The Irish Government will provide up to US$16M (€11.7M) through Enterprise Ireland’s Commercialisation Fund for the co-development and licensing of novel medical technologies developed at Mayo Clinic U.S. into Ireland where they will be commercialised. This will involve further development and validation of the technologies by research teams in Irish Higher Education Institutes, and introductions to investors to bring the technologies to market. Enterprise Ireland’s aim is to create 10 spin-out companies in addition to licensing/commercialisation relationships in Ireland for each medical technology.

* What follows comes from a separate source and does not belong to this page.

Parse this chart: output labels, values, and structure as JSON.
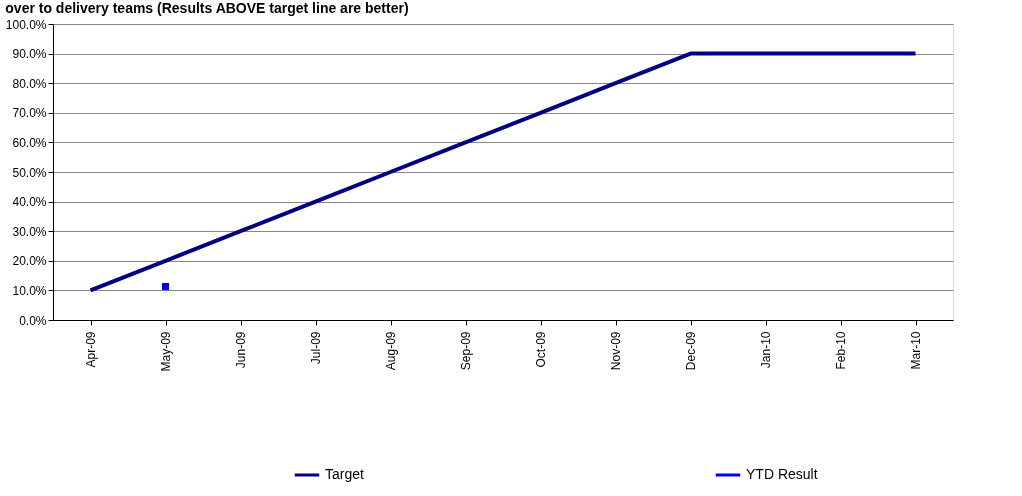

The first project is under way in NUI Galway, internationally recognised for its expertise in Biomedical Science and Engineering. The device patented by the Mayo Clinic is for the treatment of acute pancreatitis. A team led by Dr Mark Bruzzi of NUI Galway aims to design and develop a prototype device for human clinical use, build on animal studies conducted thus far and advance the therapeutic technology towards a ‘first in man’ clinical investigation.
On the commercial side, NUI Galway will validate the market and reimbursement model for the device and support the exploitation of the commercial potential of the technology in Ireland.
Investors Aisling Capital, New York and ACT Venture Capital are currently advising the team at NUI, Galway on the establishment of a spin-out company around this technology.

Speaking at the announcement Jeff Bolton, VP Mayo Clinic said “Mayo is committed to improving medicine throughout the world for the benefit of patients everywhere. This collaboration with Enterprise Ireland provides a unique way of furthering the research and development of novel technologies that have high potential to make a difference in patient care, alleviating the burdens of human disease. We expect that this collaboration will pay dividends in the United States as the commercialized technologies will be sold in the US for the benefit of patients. We also expect that many of these companies will create a US presence in and around one or more of Mayo’s practice sites.

Welcoming today’s announcement, Richard Bruton T.D., Minister for Jobs, Enterprise and Innovation said “One of the key aims of the Government’s Action Plan for Jobs is to put in place measures aimed at making it easier to commercialise and ultimately create jobs from ideas developed through publicly-funded research. Today’s announcement was made possible through State-funded research. This welcome agreement between the Mayo Clinic and Enterprise Ireland will further enhance Ireland’s reputation as a venue for commercialising advanced medical technologies with the aim of encouraging more high-value companies to establish in Ireland and creating high value jobs for this economy”.

Signing the agreement between Enterprise Ireland and Mayo Clinic, Dr. Keith O’Neill, Enterprise Ireland said, “this deal is a win-win as it will seed as many as 10 spin-out companies in Ireland whilst bringing advanced medical technologies to patients and providing a revenue stream back to Mayo Clinic to enhance its mission. We look forward to working with Mayo Clinic to create new companies around these world-class technologies some of which may, in time, establish a presence in Minnesota U.S, close to Mayo Clinic, benefiting the local economy there as well as in Ireland.”